Enchentes: A hora da verdade

No caso das enchentes, há um bloqueio da opinião pública quanto a medidas fora daquilo que o senso comum considera razoável

 

ENCHENTES e desabamentos de morros monopolizam o noticiário. São cenas recorrentes em todos os verões, agravadas agora pelas transformações ambientais e pelo acúmulo de pessoas sem condições de morar em lugares adequados.

Recorrentes também são as críticas da oposição e as justificativas dos governos. Contudo, ambas apresentam as mesmas propostas: remoção de populações, auxílio monetário para alojamento, verbas para afundamento da calha dos rios, obras de proteção de encostas. Paliativos logo esquecidos.

O diagnóstico do problema é simples: “alagamentos decorrem da ocupação do leito dos rios; desabamentos, da ocupação de terrenos impróprios para a construção de casas. Só que não há nada a fazer, porque obviamente não é possível desocupar as casas nas áreas de risco nem construir outras para todos os moradores ameaçados. O custo ultrapassaria o limite do possível”.

Resposta padrão, repetida monotonamente para todos os demais problemas do país: violência nas favelas e morros, situação dos presos, abandono dos menores, fracasso do sistema educativo etc.

Resposta que revela a incapacidade das classes dominantes de resolver qualquer problema que implique a restrição de seus privilégios.

Mais grave, porém, é o bloqueio da opinião pública a respeito de qualquer medida fora daquilo que o senso comum considera razoável. Qualquer proposta que saia desse script é logo descartada por reducionista, propagandística, radical.

Num quadro desse tipo, não haverá possibilidade de solucionar o problema das enchentes e dos desabamentos, bem como todos os outros graves problemas que caracterizam a situação de barbárie social em que se encontra o país.

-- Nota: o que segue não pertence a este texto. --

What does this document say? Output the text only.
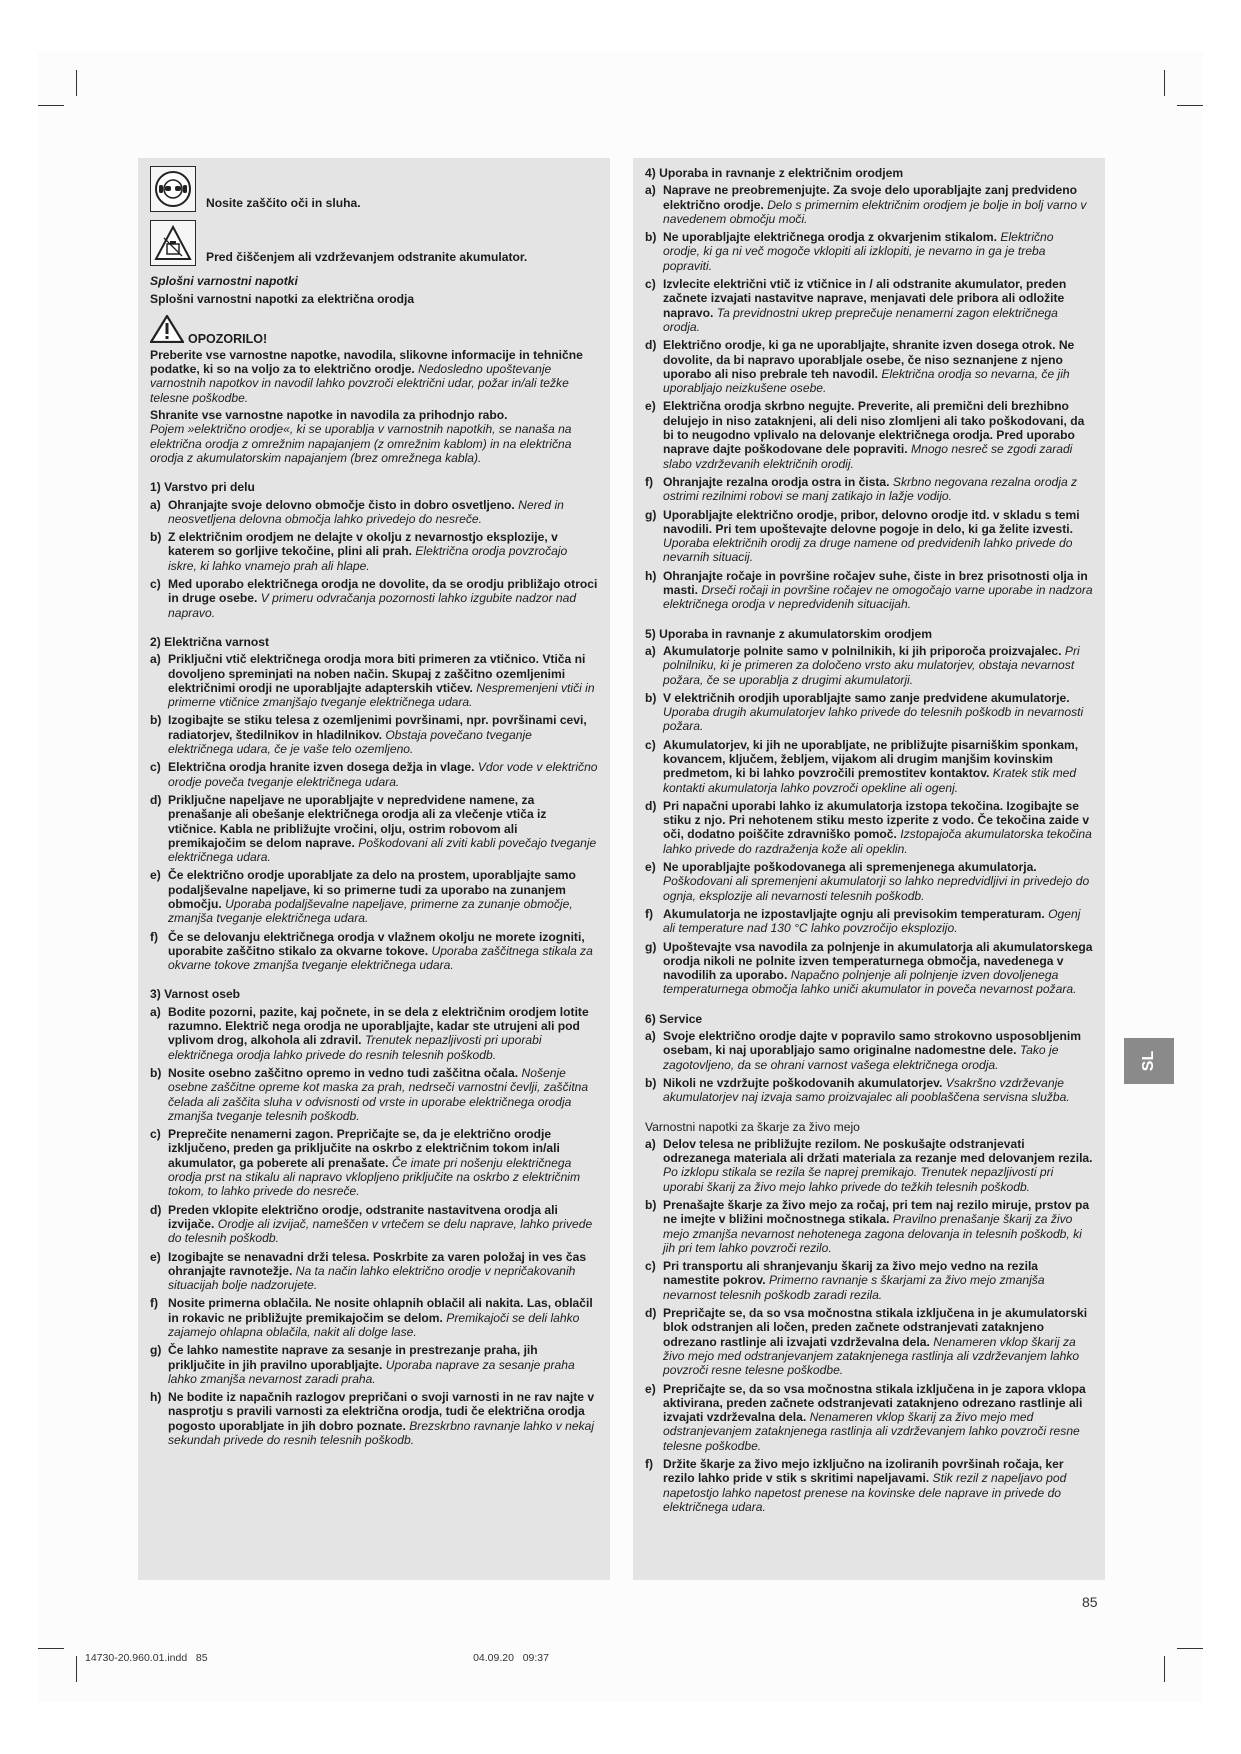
Nosite zaščito oči in sluha.
Pred čiščenjem ali vzdrževanjem odstranite akumulator.
Splošni varnostni napotki
Splošni varnostni napotki za električna orodja
OPOZORILO!
Preberite vse varnostne napotke, navodila, slikovne informacije in tehnične podatke, ki so na voljo za to električno orodje. Nedosledno upoštevanje varnostnih napotkov in navodil lahko povzroči električni udar, požar in/ali težke telesne poškodbe.
Shranite vse varnostne napotke in navodila za prihodnjo rabo.
Pojem »električno orodje«, ki se uporablja v varnostnih napotkih, se nanaša na električna orodja z omrežnim napajanjem (z omrežnim kablom) in na električna orodja z akumulatorskim napajanjem (brez omrežnega kabla).
1) Varstvo pri delu
a) Ohranjajte svoje delovno območje čisto in dobro osvetljeno. Nered in neosvetljena delovna območja lahko privedejo do nesreče.
b) Z električnim orodjem ne delajte v okolju z nevarnostjo eksplozije, v katerem so gorljive tekočine, plini ali prah. Električna orodja povzročajo iskre, ki lahko vnamejo prah ali hlape.
c) Med uporabo električnega orodja ne dovolite, da se orodju približajo otroci in druge osebe. V primeru odvračanja pozornosti lahko izgubite nadzor nad napravo.
2) Električna varnost
a) Priključni vtič električnega orodja mora biti primeren za vtičnico. Vtiča ni dovoljeno spreminjati na noben način. Skupaj z zaščitno ozemljenimi električnimi orodji ne uporabljajte adapterskih vtičev. Nespremenjeni vtiči in primerne vtičnice zmanjšajo tveganje električnega udara.
b) Izogibajte se stiku telesa z ozemljenimi površinami, npr. površinami cevi, radiatorjev, štedilnikov in hladilnikov. Obstaja povečano tveganje električnega udara, če je vaše telo ozemljeno.
c) Električna orodja hranite izven dosega dežja in vlage. Vdor vode v električno orodje poveča tveganje električnega udara.
d) Priključne napeljave ne uporabljajte v nepredvidene namene, za prenašanje ali obešanje električnega orodja ali za vlečenje vtiča iz vtičnice. Kabla ne približujte vročini, olju, ostrim robovom ali premikajočim se delom naprave. Poškodovani ali zviti kabli povečajo tveganje električnega udara.
e) Če električno orodje uporabljate za delo na prostem, uporabljajte samo podaljševalne napeljave, ki so primerne tudi za uporabo na zunanjem območju. Uporaba podaljševalne napeljave, primerne za zunanje območje, zmanjša tveganje električnega udara.
f) Če se delovanju električnega orodja v vlažnem okolju ne morete izogniti, uporabite zaščitno stikalo za okvarne tokove. Uporaba zaščitnega stikala za okvarne tokove zmanjša tveganje električnega udara.
3) Varnost oseb
a) Bodite pozorni, pazite, kaj počnete, in se dela z električnim orodjem lotite razumno. Električ nega orodja ne uporabljajte, kadar ste utrujeni ali pod vplivom drog, alkohola ali zdravil. Trenutek nepazljivosti pri uporabi električnega orodja lahko privede do resnih telesnih poškodb.
b) Nosite osebno zaščitno opremo in vedno tudi zaščitna očala. Nošenje osebne zaščitne opreme kot maska za prah, nedrseči varnostni čevlji, zaščitna čelada ali zaščita sluha v odvisnosti od vrste in uporabe električnega orodja zmanjša tveganje telesnih poškodb.
c) Preprečite nenamerni zagon. Prepričajte se, da je električno orodje izključeno, preden ga priključite na oskrbo z električnim tokom in/ali akumulator, ga poberete ali prenašate. Če imate pri nošenju električnega orodja prst na stikalu ali napravo vklopljeno priključite na oskrbo z električnim tokom, to lahko privede do nesreče.
d) Preden vklopite električno orodje, odstranite nastavitvena orodja ali izvijače. Orodje ali izvijač, nameščen v vrtečem se delu naprave, lahko privede do telesnih poškodb.
e) Izogibajte se nenavadni drži telesa. Poskrbite za varen položaj in ves čas ohranjajte ravnotežje. Na ta način lahko električno orodje v nepričakovanih situacijah bolje nadzorujete.
f) Nosite primerna oblačila. Ne nosite ohlapnih oblačil ali nakita. Las, oblačil in rokavic ne približujte premikajočim se delom. Premikajoči se deli lahko zajamejo ohlapna oblačila, nakit ali dolge lase.
g) Če lahko namestite naprave za sesanje in prestrezanje praha, jih priključite in jih pravilno uporabljajte. Uporaba naprave za sesanje praha lahko zmanjša nevarnost zaradi praha.
h) Ne bodite iz napačnih razlogov prepričani o svoji varnosti in ne rav najte v nasprotju s pravili varnosti za električna orodja, tudi če električna orodja pogosto uporabljate in jih dobro poznate. Brezskrbno ravnanje lahko v nekaj sekundah privede do resnih telesnih poškodb.
4) Uporaba in ravnanje z električnim orodjem
a) Naprave ne preobremenjujte. Za svoje delo uporabljajte zanj predvideno električno orodje. Delo s primernim električnim orodjem je bolje in bolj varno v navedenem območju moči.
b) Ne uporabljajte električnega orodja z okvarjenim stikalom. Električno orodje, ki ga ni več mogoče vklopiti ali izklopiti, je nevarno in ga je treba popraviti.
c) Izvlecite električni vtič iz vtičnice in / ali odstranite akumulator, preden začnete izvajati nastavitve naprave, menjavati dele pribora ali odložite napravo. Ta previdnostni ukrep preprečuje nenamerni zagon električnega orodja.
d) Električno orodje, ki ga ne uporabljajte, shranite izven dosega otrok. Ne dovolite, da bi napravo uporabljale osebe, če niso seznanjene z njeno uporabo ali niso prebrale teh navodil. Električna orodja so nevarna, če jih uporabljajo neizkušene osebe.
e) Električna orodja skrbno negujte. Preverite, ali premični deli brezhibno delujejo in niso zataknjeni, ali deli niso zlomljeni ali tako poškodovani, da bi to neugodno vplivalo na delovanje električnega orodja. Pred uporabo naprave dajte poškodovane dele popraviti. Mnogo nesreč se zgodi zaradi slabo vzdrževanih električnih orodij.
f) Ohranjajte rezalna orodja ostra in čista. Skrbno negovana rezalna orodja z ostrimi rezilnimi robovi se manj zatikajo in lažje vodijo.
g) Uporabljajte električno orodje, pribor, delovno orodje itd. v skladu s temi navodili. Pri tem upoštevajte delovne pogoje in delo, ki ga želite izvesti. Uporaba električnih orodij za druge namene od predvidenih lahko privede do nevarnih situacij.
h) Ohranjajte ročaje in površine ročajev suhe, čiste in brez prisotnosti olja in masti. Drseči ročaji in površine ročajev ne omogočajo varne uporabe in nadzora električnega orodja v nepredvidenih situacijah.
5) Uporaba in ravnanje z akumulatorskim orodjem
a) Akumulatorje polnite samo v polnilnikih, ki jih priporoča proizvajalec. Pri polnilniku, ki je primeren za določeno vrsto aku mulatorjev, obstaja nevarnost požara, če se uporablja z drugimi akumulatorji.
b) V električnih orodjih uporabljajte samo zanje predvidene akumulatorje. Uporaba drugih akumulatorjev lahko privede do telesnih poškodb in nevarnosti požara.
c) Akumulatorjev, ki jih ne uporabljate, ne približujte pisarniškim sponkam, kovancem, ključem, žebljem, vijakom ali drugim manjšim kovinskim predmetom, ki bi lahko povzročili premostitev kontaktov. Kratek stik med kontakti akumulatorja lahko povzroči opekline ali ogenj.
d) Pri napačni uporabi lahko iz akumulatorja izstopa tekočina. Izogibajte se stiku z njo. Pri nehotenem stiku mesto izperite z vodo. Če tekočina zaide v oči, dodatno poiščite zdravniško pomoč. Izstopajoča akumulatorska tekočina lahko privede do razdraženja kože ali opeklin.
e) Ne uporabljajte poškodovanega ali spremenjenega akumulatorja. Poškodovani ali spremenjeni akumulatorji so lahko nepredvidljivi in privedejo do ognja, eksplozije ali nevarnosti telesnih poškodb.
f) Akumulatorja ne izpostavljajte ognju ali previsokim temperaturam. Ogenj ali temperature nad 130 °C lahko povzročijo eksplozijo.
g) Upoštevajte vsa navodila za polnjenje in akumulatorja ali akumulatorskega orodja nikoli ne polnite izven temperaturnega območja, navedenega v navodilih za uporabo. Napačno polnjenje ali polnjenje izven dovoljenega temperaturnega območja lahko uniči akumulator in poveča nevarnost požara.
6) Service
a) Svoje električno orodje dajte v popravilo samo strokovno usposobljenim osebam, ki naj uporabljajo samo originalne nadomestne dele. Tako je zagotovljeno, da se ohrani varnost vašega električnega orodja.
b) Nikoli ne vzdržujte poškodovanih akumulatorjev. Vsakršno vzdrževanje akumulatorjev naj izvaja samo proizvajalec ali pooblaščena servisna služba.
Varnostni napotki za škarje za živo mejo
a) Delov telesa ne približujte rezilom. Ne poskušajte odstranjevati odrezanega materiala ali držati materiala za rezanje med delovanjem rezila. Po izklopu stikala se rezila še naprej premikajo. Trenutek nepazljivosti pri uporabi škarij za živo mejo lahko privede do težkih telesnih poškodb.
b) Prenašajte škarje za živo mejo za ročaj, pri tem naj rezilo miruje, prstov pa ne imejte v bližini močnostnega stikala. Pravilno prenašanje škarij za živo mejo zmanjša nevarnost nehotenega zagona delovanja in telesnih poškodb, ki jih pri tem lahko povzroči rezilo.
c) Pri transportu ali shranjevanju škarij za živo mejo vedno na rezila namestite pokrov. Primerno ravnanje s škarjami za živo mejo zmanjša nevarnost telesnih poškodb zaradi rezila.
d) Prepričajte se, da so vsa močnostna stikala izključena in je akumulatorski blok odstranjen ali ločen, preden začnete odstranjevati zataknjeno odrezano rastlinje ali izvajati vzdrževalna dela. Nenameren vklop škarij za živo mejo med odstranjevanjem zataknjenega rastlinja ali vzdrževanjem lahko povzroči resne telesne poškodbe.
e) Prepričajte se, da so vsa močnostna stikala izključena in je zapora vklopa aktivirana, preden začnete odstranjevati zataknjeno odrezano rastlinje ali izvajati vzdrževalna dela. Nenameren vklop škarij za živo mejo med odstranjevanjem zataknjenega rastlinja ali vzdrževanjem lahko povzroči resne telesne poškodbe.
f) Držite škarje za živo mejo izključno na izoliranih površinah ročaja, ker rezilo lahko pride v stik s skritimi napeljavami. Stik rezil z napeljavo pod napetostjo lahko napetost prenese na kovinske dele naprave in privede do električnega udara.
SL
85
14730-20.960.01.indd   85                                                                                           04.09.20   09:37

É indispensável, por isso, enfrentar esse bloqueio e propor as soluções efetivas dos problemas nacionais, ainda que, num primeiro momento, elas possam não ser entendidas pela maioria do eleitorado.

Por exemplo: no caso das enchentes, é preciso propor a desocupação da calha dos rios.

No caso das favelas, é preciso propor o adensamento da malha urbana, com a construção de edifícios para abrigar a população das áreas impróprias nas zonas centrais das cidades, perto de seus locais de trabalho.

Mas atenção! Primeiro proporcionar habitações aos moradores dessas áreas de risco, depois efetuar a operação de devolução do leito e das encostas à natureza. Novamente, atenção! Não apenas os moradores devem sair. Empresas como a Bauduco, a Votorantim e várias outras que se estabeleceram nessas várzeas também devem ser retiradas desses lugares.

Mas e o dinheiro para isso? O dinheiro virá das mesmas fontes que irrigaram o sistema financeiro para evitar o colapso dos bancos e para premiar especuladores.

Uma população condicionada ao conformismo não se arrisca a exigir seu direito nem consegue solidarizar-se com os demais para enfrentar coletivamente a dominação.

Caio Prado Jr. e Celso Furtado mencionaram várias vezes que o maior problema brasileiro era a ignorância acerca de suas limitações e de suas possibilidades. Por isso, alimenta ilusões de grandezas que não tem e descarta as ações que estão dentro das suas possibilidades.

Dispomos de todos os recursos necessários para resolver o nosso gravíssimo problema social. Mas, como esses mesmos autores esclareceram, a decisão de resolver os problemas implica o enfrentamento com adversários externos e internos e, consequentemente, o risco de sofrer retaliações.

É o preço da independência. Um povo que descarte essa hipótese, na verdade, não a merece.